I'm pretty immersed in the medical literature and all of this is still shocking to me. It's hard to overestimate the impact of the dietary guidelines. Hundreds of millions of people changed their diets based on these recommendations. They consumed less fat, they avoided cholesterol, and they reduced their intake of salt, and you've already seen our video on how that one's gotten off the rails. And since pretty much a lot of calories come from fat, protein, or carbohydrates reducing your consumption of one means that you have to increase your consumption of another. As meat, especially red meat, had also been shunned by guidelines, this meant that many people began to increase their consumption of carbohydrates.
Decades later, it's not hard to find evidence this might have been a bad move. Many now believe that excessive carbohydrate consumption many contributing to the obesity and diabetes epidemics. A Cochrane Review of all randomized controlled trials of reduced- or modified-dietary-fat interventions found that replacing fat with carbohydrates is not protective even against cardiovascular events, let alone death.
Now there still exists some evidence that the type of fats people are consuming might have some link to health. Reducing your consumption of saturated fat could reduce the number of cardiovascular events a person might have. It still doesn't conclusively reduce mortality or deaths but at least it appears to do something.
But the authors of the Cochrane Review explicitly said, and I quote, "Dietary change to reduce saturated fat and partially replace it with unsaturated fats appears to reduce the incidence of cardiovascular events, but replacing the saturated fat with carbohydrate (creating a low-fat diet) was not clearly protective of cardiovascular events (despite small improvements in weight, body mass index, and total and LDL cholesterol). The protective effect was seen almost exclusively in those who continue to modify their diet over at least two years, and in studies of men (not those of women)."
Is that what recommendations say? I don't think so. It's frustrating enough when we over-read the results of epidemiologic studies and make the mistake of believe that correlation is the same as causation. It's maddening, however, when we ignore the results of randomized control trials which are capable of proving causation, to continue down the wrong path.

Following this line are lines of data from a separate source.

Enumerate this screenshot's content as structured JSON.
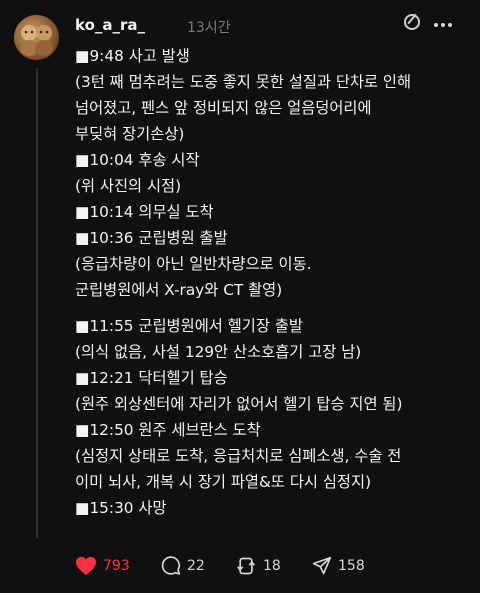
{
  "post": {
    "username": "ko_a_ra_",
    "time": "13시간",
    "lines": [
      "■9:48 사고 발생",
      "(3턴 째 멈추려는 도중 좋지 못한 설질과 단차로 인해",
      "넘어졌고, 펜스 앞 정비되지 않은 얼음덩어리에",
      "부딪혀 장기손상)",
      "■10:04 후송 시작",
      "(위 사진의 시점)",
      "■10:14 의무실 도착",
      "■10:36 군립병원 출발",
      "(응급차량이 아닌 일반차량으로 이동.",
      "군립병원에서 X-ray와 CT 촬영)",
      "■11:55 군립병원에서 헬기장 출발",
      "(의식 없음, 사설 129안 산소호흡기 고장 남)",
      "■12:21 닥터헬기 탑승",
      "(원주 외상센터에 자리가 없어서 헬기 탑승 지연 됨)",
      "■12:50 원주 세브란스 도착",
      "(심정지 상태로 도착, 응급처치로 심폐소생, 수술 전",
      "이미 뇌사, 개복 시 장기 파열&또 다시 심정지)",
      "■15:30 사망"
    ]
  },
  "actions": {
    "likes": "793",
    "comments": "22",
    "reposts": "18",
    "shares": "158"
  },
  "colors": {
    "background": "#101010",
    "like": "#ff3040"
  }
}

In reviewing the literature, it's hard to come away with the sense that anyone knows for sure what diet should be recommended to all Americans. I understand people's frustration with the continuing shifting sands in nutrition recommendations. For decades they've been told what to eat because science says so. Unfortunately, that doesn't appear to be true. That's tragic not only because reduces people's faith in science as a whole but also because it may have cost some people better or potentially even their lives.